How, and in what ways, can people keep things private in public?
This theme explores the politics of privacy in public.
Citizens have always been watched (and watched others), and they are under even more surveillance, as a result of pervasive digital technologies. This theme explores how inventors over time have questioned the idea of transparency as being central to being a “good citizen” by proposing a myriad to help people protect their privacy in public.
This theme explores who is able to, who needs to and who is forced to keep things concealed or hidden in their clothing.
Citizens have always been watched (and watched others), and they are under even more surveillance, as a result of pervasive digital technologies. This is the norm in the archive – many clothing inventions reveal how citizens are under surveillance from birth to death. Rarely questioned, surveillance is normalised in a citizen’s life in terms of safety, care, health and aspiration. People are disciplined from an early age into watching themselves and each other and clothing inventions are co-opted into the biopolitics of surveillance.

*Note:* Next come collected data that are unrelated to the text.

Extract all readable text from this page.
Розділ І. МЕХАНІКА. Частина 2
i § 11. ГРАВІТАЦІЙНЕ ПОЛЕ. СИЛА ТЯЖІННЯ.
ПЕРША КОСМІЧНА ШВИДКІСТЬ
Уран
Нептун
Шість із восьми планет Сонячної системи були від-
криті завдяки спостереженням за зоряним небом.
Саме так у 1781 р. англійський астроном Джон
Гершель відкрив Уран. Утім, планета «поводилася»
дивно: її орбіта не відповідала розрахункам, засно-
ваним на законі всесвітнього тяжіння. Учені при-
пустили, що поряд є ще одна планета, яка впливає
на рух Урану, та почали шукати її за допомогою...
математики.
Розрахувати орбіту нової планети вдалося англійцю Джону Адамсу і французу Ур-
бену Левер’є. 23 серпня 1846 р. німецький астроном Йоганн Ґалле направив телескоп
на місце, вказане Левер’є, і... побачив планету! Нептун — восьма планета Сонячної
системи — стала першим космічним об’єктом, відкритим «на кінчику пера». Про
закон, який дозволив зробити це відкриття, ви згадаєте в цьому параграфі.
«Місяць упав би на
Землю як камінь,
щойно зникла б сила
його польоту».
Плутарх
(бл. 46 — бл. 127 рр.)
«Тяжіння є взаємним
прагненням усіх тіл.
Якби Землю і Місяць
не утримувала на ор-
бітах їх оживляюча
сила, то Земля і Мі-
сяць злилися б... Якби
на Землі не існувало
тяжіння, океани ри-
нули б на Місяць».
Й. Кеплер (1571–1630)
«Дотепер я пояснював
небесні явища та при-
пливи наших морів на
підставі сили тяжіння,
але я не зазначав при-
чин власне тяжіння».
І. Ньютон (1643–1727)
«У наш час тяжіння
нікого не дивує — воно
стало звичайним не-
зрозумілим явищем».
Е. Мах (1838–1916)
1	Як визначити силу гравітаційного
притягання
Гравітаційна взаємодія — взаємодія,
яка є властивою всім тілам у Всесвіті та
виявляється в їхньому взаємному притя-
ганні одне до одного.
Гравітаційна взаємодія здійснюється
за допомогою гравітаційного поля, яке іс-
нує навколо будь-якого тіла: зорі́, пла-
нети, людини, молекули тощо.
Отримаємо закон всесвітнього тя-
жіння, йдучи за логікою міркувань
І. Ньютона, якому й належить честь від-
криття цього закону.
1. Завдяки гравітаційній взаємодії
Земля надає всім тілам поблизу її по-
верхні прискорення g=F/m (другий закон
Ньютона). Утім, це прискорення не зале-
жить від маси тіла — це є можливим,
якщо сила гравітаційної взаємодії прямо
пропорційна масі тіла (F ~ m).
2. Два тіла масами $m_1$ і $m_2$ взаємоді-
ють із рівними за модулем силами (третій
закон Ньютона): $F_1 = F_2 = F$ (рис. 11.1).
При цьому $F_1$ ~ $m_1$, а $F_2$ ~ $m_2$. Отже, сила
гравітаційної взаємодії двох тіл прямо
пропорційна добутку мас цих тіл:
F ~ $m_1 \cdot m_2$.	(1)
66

Yet being human involves keeping some things private and personal à secret. And privacy is a central part of citizenship. It is a fundamental human right, encoded in the European Human Rights Act. It is critical to the construction of identity, dignity, belonging and trust. However, citizenship has always involved a transaction – giving up information in exchange for rights and entitlements. For example, applying for citizenship rights involves submitting years of personal data with little digital assurance of its use, misuse or distribution. It is hard if not impossible to resist this. Here, being transparent is seen as being central to being a “good citizen”. Transparency and visibility become logic for the construction of legitimate citizenship, which comes with associated rights and privileges.
While much research explores clothing for what it reveals – what it tells us and others about us – clothing is also very informative when asked to reveal what it conceals.
• How do citizens claim personal and private spaces in public contexts?
• How and in what ways can clothes keep secrets?
• Can the desire for concealment, privacy and secrecy be understood as acts of resistance against the lack of rights, constant surveillance and tyranny of transparency?
While much research explores clothing for what it reveals, clothing can also conceal.
This theme excavates alternate expressions of citizenship outside this ever-watchful gaze in clothing form. Studying the history of secret clothing inventions reveals who is able to, who needs to and who is forced to keep things concealed or hidden. It enables us to map how changing discourses of safety, risks and threat move across time, different bodies and societies.
We’re exploring secrets at the intersections of surveillance studies, women’s history and clothing and queer literature. There are a range of bodies, identities and practices that operate on the fringes of the normative visual “known”, “transparent” and “good” citizen (Browne 2015; Dubrofsky & Magnet 2015; Kornstein 2019). Exploring secrets, via a history of clothing inventions, opens up new ways of looking at other kinds of citizens. We get to look beyond ‘normal’ bodies for how non-normative, ignored, overlooked or systematically erased subjects carve out ways of being in public space.
Brown (2015) for instance explores digital tech surveillance in relation to race and public space – they flip the problem of being ignored and overlooked and write about how one might take advantage of not being design for:
“When particular surveillance technologies, in their development and design, leave out some subjects and communities for optimum usage, this leaves open the possibility of reproducing existing inequalities… In other words, could there be some potential in going about unknown or unremarkable, and perhaps unbothered, where CCTV camera-enabled devices, facial recognition, and other computer vision technologies are in use?” (2015, 162–63)
Kornstein explores drag in relation to surveillance. They write about how “drag offers both a culturally specific framework for conceptualizing queer and trans responses to surveillance and a potential toolkit for avoiding, thwarting, or mitigating digital observation” (2019, 681).And Burman and Denbo (2007) write about the socio-political insights that can emerge in the study of mundane and ordinary clothing items; “The things we carry with us on a daily basis reveal a lot about the pace and complexity of our lives”.
Examples of SECRET citizens
In this theme we are exploring: LOTS of pockets – 150 years of pockets provide a plethora of data for understanding how people and particularly women and marginalised people have claimed privacy and public. Examples include safety secret pockets, travel pockets, nursing pockets, hat pockets, corset, skirt and bloomer pockets and many more. In addition to exploring inventios that emerge under “secret” + “wearing apparel” searches, we are also interested in secret secret inventions. We have to look below the surface for the lesser-known, hidden and concealed devices that have historically helped wearers protect their privacy, aided their transgressions, become their accomplices in navigating hostile contexts. These amazing inventions showcase original ways wearers have creatively carved out privacy in public and how clothes can definitely keep secrets.
Browne, S. 2015. Dark Matters: On the Surveillance of Blackness, Duke University Press
Burman, B & Denbo, S. 2007. Pockets of History: The Secret Life of an Everyday Object, Museum of Costume, Bath (np)
Kornstein, Harris. 2019. Under Her Eye: Digital Drag as Obfuscation and Counter-surveillance, Surveillance & Society 17 (5): 681-698.